Martin Thompson, CTO and co-founder of LMAX

Martin Thompson

Biography: Martin Thompson

Martin has had a passion for pushing software and electronics to the limit since childhood. He was the type of kid who took the video recorder apart and then fixed it. Since then he has always been attracted to business problems where high performance computing can open new, previously impossible, opportunities. Ranging from stock market data feeds to PCs as in the early 90s, working on the first generation of internet banks, implementing the largest product content management systems, working on the worlds largest sports betting exchange (Betfair) and now founding LMAX. Martin brings his mechanical sympathy for the hardware that it runs on, to the software that he creates, which has taken him deep into the subjects of concurrency and parallel computing. Martin is the co-founder and CTO of LMAX where he leads the building of the world’s highest performance financial exchange using a radical new architecture that takes it all back to basics.

Twitter: @mjpt777
Video presentations: 4 Years of living Continuous Delivery - TDD of a business plan

Presentation: Tackling the folklore surrounding high performance computing

Track: Architecture / Time: Friday 14:30 - 15:20 / Location: Amsterdam Room

Building a high performance financial exchange is tough, especially when you're flying in the face on conventional wisdom.
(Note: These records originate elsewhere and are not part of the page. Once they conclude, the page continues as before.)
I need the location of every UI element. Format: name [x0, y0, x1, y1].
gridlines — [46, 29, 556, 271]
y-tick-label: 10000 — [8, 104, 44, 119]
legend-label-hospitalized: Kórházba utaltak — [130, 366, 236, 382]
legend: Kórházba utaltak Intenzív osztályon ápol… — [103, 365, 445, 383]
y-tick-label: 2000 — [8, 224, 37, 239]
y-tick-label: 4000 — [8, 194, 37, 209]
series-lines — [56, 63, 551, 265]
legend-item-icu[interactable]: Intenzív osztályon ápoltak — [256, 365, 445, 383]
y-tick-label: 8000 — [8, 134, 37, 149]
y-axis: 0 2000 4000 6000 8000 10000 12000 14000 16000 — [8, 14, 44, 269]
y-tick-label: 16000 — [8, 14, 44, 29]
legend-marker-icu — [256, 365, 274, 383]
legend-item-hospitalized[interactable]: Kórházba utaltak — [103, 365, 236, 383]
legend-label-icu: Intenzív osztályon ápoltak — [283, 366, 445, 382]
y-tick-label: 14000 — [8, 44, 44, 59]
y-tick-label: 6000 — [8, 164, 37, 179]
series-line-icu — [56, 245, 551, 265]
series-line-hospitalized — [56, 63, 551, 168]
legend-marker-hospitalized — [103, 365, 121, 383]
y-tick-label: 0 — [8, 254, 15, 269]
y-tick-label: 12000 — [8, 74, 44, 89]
In this case it is widely assumed that it's not possible to build a high throughput near real-time system in Java. Over the past 4 years our experience of building LMAX, the world's first multi-asset financial exchange, we've learnt that much of what the industry believes about computer performance is based on folklore.

Using evidence and experience from solving real world problems, this talk aims to dispel some these performance myths. We will cover a number of areas of software development including distributed systems, concurrency and parallelism, I/O, algorithms, garbage collection, and memory efficiency.

We need to reintroduce the science into computer science and stop depending on mythology, technology is changing and mythology is not keeping up.